Global investment bank Evercore ISI stated in an investor memo last week, "This earnings season will be the most challenging period for mid-sized banks since the 2008 financial crisis," adding, "Too many things are going in the wrong direction, and potential risks are lurking."


A major cause of the decline in bank profits is the visible contraction in loan supply following the SVB incident. Banks facing liquidity crises are tightening lending. Signs of credit tightening for households and businesses are gradually emerging.

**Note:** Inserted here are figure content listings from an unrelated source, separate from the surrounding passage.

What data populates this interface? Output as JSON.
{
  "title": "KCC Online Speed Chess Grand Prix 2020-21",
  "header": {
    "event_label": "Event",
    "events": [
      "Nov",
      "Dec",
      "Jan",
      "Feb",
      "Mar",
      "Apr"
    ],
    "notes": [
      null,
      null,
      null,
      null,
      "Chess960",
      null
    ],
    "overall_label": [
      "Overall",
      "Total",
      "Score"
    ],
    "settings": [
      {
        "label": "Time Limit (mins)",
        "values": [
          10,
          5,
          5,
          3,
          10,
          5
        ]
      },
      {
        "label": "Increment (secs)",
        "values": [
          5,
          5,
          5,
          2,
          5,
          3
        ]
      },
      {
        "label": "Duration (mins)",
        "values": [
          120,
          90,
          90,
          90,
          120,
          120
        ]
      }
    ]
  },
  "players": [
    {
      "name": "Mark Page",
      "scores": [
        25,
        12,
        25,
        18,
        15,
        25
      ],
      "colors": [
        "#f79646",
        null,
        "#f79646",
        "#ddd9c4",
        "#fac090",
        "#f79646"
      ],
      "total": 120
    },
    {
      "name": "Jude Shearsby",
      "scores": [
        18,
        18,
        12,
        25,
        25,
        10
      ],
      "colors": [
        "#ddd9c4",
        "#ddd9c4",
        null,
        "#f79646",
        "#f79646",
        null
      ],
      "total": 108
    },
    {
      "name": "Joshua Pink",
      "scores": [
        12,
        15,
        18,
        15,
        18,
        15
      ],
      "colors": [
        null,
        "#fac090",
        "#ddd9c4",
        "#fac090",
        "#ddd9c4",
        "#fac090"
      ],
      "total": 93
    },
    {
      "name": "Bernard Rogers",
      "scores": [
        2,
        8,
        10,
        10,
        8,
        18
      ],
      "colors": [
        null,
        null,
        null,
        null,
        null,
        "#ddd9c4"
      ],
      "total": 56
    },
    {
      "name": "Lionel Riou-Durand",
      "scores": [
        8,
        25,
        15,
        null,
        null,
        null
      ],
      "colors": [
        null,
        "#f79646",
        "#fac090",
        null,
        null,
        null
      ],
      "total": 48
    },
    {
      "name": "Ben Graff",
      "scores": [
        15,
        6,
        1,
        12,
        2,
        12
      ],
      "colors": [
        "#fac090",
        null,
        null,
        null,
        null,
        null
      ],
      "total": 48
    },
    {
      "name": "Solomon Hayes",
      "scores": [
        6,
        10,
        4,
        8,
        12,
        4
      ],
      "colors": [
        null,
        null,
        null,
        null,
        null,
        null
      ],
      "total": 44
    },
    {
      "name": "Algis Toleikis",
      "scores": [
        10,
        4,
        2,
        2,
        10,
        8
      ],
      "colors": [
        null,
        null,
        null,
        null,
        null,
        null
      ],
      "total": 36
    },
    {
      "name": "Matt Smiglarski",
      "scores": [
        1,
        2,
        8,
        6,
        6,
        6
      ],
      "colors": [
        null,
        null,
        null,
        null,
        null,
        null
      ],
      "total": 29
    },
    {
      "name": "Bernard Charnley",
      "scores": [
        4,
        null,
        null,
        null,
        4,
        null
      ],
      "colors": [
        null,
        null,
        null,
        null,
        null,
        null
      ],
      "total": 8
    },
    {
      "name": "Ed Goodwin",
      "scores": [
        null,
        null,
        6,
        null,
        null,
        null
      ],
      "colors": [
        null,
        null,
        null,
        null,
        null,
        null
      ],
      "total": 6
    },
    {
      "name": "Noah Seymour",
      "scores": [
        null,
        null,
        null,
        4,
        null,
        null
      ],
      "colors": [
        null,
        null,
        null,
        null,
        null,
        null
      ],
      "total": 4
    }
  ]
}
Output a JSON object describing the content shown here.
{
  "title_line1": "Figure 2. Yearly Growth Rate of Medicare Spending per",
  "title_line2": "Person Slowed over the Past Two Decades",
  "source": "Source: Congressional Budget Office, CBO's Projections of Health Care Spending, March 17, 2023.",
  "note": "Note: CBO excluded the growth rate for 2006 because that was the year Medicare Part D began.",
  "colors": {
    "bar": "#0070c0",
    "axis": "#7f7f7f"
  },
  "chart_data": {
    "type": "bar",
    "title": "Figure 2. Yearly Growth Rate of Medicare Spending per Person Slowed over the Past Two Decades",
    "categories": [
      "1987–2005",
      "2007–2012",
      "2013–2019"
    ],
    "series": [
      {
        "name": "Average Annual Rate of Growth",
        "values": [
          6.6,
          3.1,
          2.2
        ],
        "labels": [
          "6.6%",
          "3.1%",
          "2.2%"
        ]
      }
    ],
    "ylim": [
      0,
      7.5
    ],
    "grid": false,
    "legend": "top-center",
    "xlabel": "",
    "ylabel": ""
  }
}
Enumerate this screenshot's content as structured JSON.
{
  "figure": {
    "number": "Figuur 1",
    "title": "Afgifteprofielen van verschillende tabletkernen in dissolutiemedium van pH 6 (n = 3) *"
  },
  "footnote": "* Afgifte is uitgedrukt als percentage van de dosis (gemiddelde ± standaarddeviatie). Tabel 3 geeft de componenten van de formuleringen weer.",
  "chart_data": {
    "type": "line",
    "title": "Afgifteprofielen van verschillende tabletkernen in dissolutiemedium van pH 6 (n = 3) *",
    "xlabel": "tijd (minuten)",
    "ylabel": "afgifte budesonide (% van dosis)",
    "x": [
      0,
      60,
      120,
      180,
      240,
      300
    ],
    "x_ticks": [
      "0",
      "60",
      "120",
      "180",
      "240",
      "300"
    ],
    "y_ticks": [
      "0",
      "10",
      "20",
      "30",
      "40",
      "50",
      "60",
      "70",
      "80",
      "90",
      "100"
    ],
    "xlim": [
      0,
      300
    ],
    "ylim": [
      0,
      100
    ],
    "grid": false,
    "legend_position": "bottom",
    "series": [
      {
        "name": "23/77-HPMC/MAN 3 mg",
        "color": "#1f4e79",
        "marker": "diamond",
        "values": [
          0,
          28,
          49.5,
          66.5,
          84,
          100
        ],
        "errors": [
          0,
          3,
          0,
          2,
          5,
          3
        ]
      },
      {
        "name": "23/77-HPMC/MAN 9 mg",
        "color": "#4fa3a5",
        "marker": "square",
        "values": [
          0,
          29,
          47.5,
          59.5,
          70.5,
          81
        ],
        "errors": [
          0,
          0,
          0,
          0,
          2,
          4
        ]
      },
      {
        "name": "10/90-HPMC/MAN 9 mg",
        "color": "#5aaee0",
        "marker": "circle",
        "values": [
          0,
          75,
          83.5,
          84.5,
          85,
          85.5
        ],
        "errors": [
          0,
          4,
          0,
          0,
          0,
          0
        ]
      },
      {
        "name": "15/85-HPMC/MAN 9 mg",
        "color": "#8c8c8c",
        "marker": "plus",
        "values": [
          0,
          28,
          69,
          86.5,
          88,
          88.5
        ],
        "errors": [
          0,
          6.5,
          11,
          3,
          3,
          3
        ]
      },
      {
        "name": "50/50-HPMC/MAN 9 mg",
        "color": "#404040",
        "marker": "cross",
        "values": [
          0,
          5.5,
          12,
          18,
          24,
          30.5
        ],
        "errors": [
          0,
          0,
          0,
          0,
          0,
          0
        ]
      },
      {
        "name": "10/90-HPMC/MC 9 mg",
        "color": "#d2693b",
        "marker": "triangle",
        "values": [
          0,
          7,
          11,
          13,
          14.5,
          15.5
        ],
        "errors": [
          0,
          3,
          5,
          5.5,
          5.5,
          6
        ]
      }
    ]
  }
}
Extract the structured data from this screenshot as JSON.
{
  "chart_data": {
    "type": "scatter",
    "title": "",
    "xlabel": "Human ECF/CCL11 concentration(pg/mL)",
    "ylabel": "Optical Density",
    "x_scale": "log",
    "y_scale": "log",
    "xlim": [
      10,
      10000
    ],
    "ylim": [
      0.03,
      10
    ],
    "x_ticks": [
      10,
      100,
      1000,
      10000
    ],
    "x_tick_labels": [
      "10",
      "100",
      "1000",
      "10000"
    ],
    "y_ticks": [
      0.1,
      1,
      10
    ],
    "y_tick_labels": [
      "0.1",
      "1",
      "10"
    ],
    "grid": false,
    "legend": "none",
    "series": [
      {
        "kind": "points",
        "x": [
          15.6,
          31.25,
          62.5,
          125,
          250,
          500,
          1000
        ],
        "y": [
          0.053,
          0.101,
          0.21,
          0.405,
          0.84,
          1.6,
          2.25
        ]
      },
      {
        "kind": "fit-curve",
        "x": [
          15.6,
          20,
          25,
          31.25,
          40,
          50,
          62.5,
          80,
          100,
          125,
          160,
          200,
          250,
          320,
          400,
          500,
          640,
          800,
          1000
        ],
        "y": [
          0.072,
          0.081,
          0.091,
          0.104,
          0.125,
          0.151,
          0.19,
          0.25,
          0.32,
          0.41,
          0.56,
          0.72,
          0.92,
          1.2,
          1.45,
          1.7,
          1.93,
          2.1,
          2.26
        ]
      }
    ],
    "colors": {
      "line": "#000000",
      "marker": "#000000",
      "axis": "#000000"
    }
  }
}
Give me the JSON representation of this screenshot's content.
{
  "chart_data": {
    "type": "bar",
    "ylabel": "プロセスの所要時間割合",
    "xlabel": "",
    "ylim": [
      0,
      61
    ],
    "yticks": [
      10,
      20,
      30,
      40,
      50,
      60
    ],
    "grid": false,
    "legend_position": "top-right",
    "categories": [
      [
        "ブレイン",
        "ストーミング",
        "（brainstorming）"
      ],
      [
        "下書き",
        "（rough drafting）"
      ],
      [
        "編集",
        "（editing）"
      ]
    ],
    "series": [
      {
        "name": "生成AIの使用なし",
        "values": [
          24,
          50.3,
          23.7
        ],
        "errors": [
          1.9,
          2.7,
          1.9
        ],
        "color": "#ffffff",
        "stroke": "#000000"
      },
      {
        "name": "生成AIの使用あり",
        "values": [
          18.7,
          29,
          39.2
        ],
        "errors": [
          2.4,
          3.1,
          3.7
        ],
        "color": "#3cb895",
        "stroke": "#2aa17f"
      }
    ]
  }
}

According to a survey by the Federal Reserve Bank of New York, the proportion of households reporting difficulty obtaining bank loans last month reached the highest level since the survey began in 2013. Morgan Stanley expects the net interest margin (NIM) of major banks to be 0.5% lower than previously forecast, and mid-sized banks to see a 0.5% decline as well.


Another burden is the sharp withdrawal of deposits, which had been a low-cost funding source for banks, following the SVB collapse. According to the Federal Reserve, $312 billion in deposits were withdrawn from U.S. banks in March alone. While the top 25 banks by assets in the U.S. saw an inflow of $18 billion, mid- and small-sized banks experienced an outflow of $212 billion. Smaller banks are forced to sell U.S. Treasuries, heavily invested in during the COVID-19 period, at a loss to raise funds for deposit returns. According to the Federal Deposit Insurance Corporation (FDIC), unrealized losses on bonds held by banks reached $620 billion at the end of the fourth quarter last year.


As bank profitability worsens, shareholder dividends are also expected to decrease.



The WSJ noted, "Deposit outflows are depleting the low-cost funds that have boosted bank profitability in recent years, hitting smaller banks harder than large ones," and added, "The anticipated loan contraction will further deteriorate bank profitability, and book losses on bond portfolios may limit shareholder returns."